Naoshima is the home to the Benesse Art site which offers visitors the opportunity to see contemporary art in stunning natural settings. It is small inland sea island and is now one of the biggest tourist attractions in the area.
There are several galleries on the island and numerous pieces of outdoor art and scattered around the island, most notably the pumpkin sculpture (kusama Yayoi) that has become the island symbol.
Despite the searing heat (well into the mid 30s) I decided to check out the galleries and the coast line.
I firstly visited the Chichu art museum which is situated largely underground as the building designer refused to have an exterior design rising from the ground, wanting to keep in non monumental.

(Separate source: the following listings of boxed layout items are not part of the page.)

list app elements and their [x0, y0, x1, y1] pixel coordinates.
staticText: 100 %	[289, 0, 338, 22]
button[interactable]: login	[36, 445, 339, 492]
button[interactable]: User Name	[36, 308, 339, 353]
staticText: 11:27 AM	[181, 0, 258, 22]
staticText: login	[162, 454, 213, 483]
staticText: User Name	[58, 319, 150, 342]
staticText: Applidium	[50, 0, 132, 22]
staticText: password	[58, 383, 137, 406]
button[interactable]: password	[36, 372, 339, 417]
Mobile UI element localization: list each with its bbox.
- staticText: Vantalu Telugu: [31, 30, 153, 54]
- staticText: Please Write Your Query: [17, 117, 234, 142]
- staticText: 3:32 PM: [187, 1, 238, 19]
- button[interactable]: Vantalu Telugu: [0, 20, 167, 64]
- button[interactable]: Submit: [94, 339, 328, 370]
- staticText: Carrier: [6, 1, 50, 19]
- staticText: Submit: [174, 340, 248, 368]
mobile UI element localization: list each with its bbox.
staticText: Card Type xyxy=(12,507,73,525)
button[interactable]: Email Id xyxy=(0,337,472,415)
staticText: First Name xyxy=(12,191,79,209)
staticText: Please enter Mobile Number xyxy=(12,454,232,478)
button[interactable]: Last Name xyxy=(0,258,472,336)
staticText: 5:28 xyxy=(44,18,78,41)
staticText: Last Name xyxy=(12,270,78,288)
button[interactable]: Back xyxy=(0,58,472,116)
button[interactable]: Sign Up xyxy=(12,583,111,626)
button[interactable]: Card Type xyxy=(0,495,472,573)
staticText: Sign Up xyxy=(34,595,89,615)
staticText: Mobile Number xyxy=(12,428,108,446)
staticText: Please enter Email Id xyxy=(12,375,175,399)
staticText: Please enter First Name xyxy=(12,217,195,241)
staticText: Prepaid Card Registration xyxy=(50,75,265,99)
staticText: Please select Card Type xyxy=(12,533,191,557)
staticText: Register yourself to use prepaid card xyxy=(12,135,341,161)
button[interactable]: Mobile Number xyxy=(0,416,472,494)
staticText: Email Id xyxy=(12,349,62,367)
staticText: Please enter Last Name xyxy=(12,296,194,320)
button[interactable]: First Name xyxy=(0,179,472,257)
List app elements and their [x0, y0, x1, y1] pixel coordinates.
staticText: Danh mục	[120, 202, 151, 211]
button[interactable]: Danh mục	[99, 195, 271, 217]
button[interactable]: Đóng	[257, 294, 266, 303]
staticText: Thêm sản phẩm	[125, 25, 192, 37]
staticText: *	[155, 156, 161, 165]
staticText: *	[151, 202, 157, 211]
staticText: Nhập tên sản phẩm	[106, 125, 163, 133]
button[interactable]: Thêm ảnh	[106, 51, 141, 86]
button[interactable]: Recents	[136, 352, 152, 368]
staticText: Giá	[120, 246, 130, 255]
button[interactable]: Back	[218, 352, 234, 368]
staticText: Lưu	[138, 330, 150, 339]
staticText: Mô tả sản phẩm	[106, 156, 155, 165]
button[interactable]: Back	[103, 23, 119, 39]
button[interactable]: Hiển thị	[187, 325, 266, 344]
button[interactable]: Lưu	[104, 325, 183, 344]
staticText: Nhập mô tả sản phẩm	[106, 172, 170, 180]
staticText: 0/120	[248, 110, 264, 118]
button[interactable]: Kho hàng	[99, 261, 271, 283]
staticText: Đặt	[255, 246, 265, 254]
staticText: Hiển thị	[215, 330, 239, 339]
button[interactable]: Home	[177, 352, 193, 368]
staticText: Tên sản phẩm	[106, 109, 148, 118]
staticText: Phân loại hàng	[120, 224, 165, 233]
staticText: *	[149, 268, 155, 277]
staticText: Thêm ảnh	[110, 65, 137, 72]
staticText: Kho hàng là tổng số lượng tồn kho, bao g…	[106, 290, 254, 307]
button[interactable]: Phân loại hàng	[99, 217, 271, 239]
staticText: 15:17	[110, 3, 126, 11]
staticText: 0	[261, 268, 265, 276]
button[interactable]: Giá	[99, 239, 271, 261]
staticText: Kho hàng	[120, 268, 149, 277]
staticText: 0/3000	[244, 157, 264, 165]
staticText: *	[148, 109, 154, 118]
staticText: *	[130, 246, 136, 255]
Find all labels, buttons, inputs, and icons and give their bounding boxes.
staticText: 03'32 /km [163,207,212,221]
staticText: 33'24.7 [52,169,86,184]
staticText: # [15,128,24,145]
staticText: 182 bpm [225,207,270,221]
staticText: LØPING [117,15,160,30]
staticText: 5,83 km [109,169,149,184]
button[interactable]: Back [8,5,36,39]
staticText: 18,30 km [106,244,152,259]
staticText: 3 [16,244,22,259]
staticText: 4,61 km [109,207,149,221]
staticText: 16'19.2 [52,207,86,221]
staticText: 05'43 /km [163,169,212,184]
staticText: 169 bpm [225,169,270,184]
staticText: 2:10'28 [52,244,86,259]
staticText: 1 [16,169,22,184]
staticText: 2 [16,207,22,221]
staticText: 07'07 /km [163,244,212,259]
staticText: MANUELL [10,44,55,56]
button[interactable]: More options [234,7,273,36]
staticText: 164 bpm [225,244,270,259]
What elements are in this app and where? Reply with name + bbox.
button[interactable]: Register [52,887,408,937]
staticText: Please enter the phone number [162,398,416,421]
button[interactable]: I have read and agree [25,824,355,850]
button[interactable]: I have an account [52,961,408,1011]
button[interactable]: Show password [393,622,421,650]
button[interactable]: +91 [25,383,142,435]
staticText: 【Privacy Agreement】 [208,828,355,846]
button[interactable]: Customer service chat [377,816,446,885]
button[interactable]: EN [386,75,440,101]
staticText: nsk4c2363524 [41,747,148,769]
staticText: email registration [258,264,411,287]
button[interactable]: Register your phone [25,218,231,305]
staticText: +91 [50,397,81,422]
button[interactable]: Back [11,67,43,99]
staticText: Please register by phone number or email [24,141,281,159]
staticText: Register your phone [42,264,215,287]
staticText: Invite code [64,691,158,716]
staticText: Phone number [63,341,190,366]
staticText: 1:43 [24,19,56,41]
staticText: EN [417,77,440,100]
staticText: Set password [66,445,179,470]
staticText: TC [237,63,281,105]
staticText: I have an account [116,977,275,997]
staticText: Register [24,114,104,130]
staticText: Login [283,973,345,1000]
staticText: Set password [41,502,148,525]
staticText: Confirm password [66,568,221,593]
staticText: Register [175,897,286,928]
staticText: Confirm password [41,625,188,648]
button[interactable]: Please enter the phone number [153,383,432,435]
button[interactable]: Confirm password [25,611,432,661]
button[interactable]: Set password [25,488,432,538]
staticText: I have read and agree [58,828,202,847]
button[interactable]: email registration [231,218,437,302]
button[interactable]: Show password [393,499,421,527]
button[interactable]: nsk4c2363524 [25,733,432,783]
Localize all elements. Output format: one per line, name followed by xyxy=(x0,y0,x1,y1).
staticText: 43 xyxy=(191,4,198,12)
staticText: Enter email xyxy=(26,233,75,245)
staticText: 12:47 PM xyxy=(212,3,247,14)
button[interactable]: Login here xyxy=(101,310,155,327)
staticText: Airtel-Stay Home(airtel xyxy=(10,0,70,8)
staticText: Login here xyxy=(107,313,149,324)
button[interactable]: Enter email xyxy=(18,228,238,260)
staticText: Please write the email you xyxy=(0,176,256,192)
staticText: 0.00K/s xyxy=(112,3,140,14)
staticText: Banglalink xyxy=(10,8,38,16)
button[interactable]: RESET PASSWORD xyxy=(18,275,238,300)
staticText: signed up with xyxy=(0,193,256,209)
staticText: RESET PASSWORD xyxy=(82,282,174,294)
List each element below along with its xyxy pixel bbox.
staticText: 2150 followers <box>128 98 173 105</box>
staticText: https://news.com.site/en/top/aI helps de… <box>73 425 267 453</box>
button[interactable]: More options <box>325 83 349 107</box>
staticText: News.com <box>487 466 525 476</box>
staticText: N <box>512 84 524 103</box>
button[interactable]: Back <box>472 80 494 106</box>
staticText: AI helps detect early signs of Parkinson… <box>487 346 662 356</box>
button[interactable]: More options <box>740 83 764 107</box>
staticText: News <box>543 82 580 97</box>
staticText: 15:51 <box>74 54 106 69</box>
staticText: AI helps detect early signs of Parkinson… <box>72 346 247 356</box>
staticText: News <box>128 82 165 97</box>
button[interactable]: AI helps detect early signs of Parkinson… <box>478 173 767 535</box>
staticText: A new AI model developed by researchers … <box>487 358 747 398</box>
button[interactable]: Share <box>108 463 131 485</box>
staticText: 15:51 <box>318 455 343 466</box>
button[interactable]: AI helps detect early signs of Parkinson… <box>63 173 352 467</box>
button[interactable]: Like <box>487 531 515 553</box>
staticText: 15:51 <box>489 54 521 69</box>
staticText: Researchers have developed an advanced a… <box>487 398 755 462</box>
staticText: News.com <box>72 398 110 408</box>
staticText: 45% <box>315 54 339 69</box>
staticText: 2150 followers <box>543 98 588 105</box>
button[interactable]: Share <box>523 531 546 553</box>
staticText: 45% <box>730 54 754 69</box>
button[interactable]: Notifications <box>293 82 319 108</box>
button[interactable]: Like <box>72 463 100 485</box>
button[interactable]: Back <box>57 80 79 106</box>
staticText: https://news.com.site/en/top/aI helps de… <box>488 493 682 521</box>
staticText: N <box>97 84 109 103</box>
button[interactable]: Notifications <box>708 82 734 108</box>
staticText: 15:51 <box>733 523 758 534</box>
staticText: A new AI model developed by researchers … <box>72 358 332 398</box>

Despite it being underground it is all lit with natural light and provides an unusual yet remarkable setting for the work to be displayed...navigating your way round this building is a challenge in itself, despite it being small I got disoriented several times and struggled to find the exit (or maybe its just me).
On the approach to the
museum you first encounter Chichu garden which is a garden of plants loved by Monet and what a beautiful sight it is. Vibrant colours and sweet fragrances greet you along the path to the entrance as well as some stunning large butterflies.
Once inside the museum there are strict rules to follow about no photography, no noise and no writing/drawing materials of any type. Housed in the museum are several Monet 'water lily' paintings all lit by the natural light and they are simply breathtaking.
Elsewhere there is a sculpture by Walter De Maria which is defined by specific measurements and its placement in the room is designed to change its appearance from sunrise to sunset.
The light installations by James Turrell were my favourites which presented light as art itself..Open field was my favourite but very difficult to describe.
Once I had located the exit it was on to the Benesse House museum which houses works by David Hockney and Andy Warhol amongst several others, again it is a no photo no noise affair but you get so engrossed in the art that you don't care by the end.
The outdoor works are all site specific and blend with
the coastal landscape to provide wonderful photo opportunities. All of these exhibits are permanent as they have been designed by the invited artist for that location and that location alone.
Finally on my art tour I hit the Art House project which is located in the fishing port of Honmura. Basically a handful of traditional buildings have been turned over to artists to use for some amazing installations.
I didn't see all of them but did manage to find Kadoya which is in an old fisherman's house and where you would expect to find traditional tatami mats there is pond with coloured led lights floating on it.
I also managed to experience the stone chamber and glass staircase which made use of a traditional shrine as a location.
Another quirk of this area is that some local residents let visitors to the island use their restrooms while they are around the port,you just have to look for the wooden signs hung on the door!! I can't imagine that system ever working in the UK.
Hot and tired out from my day of art, I returned to my lodgings and watched a beautiful sunset over the harbour.
Truly Naoshima is a
special place.... both thought provoking and beautiful!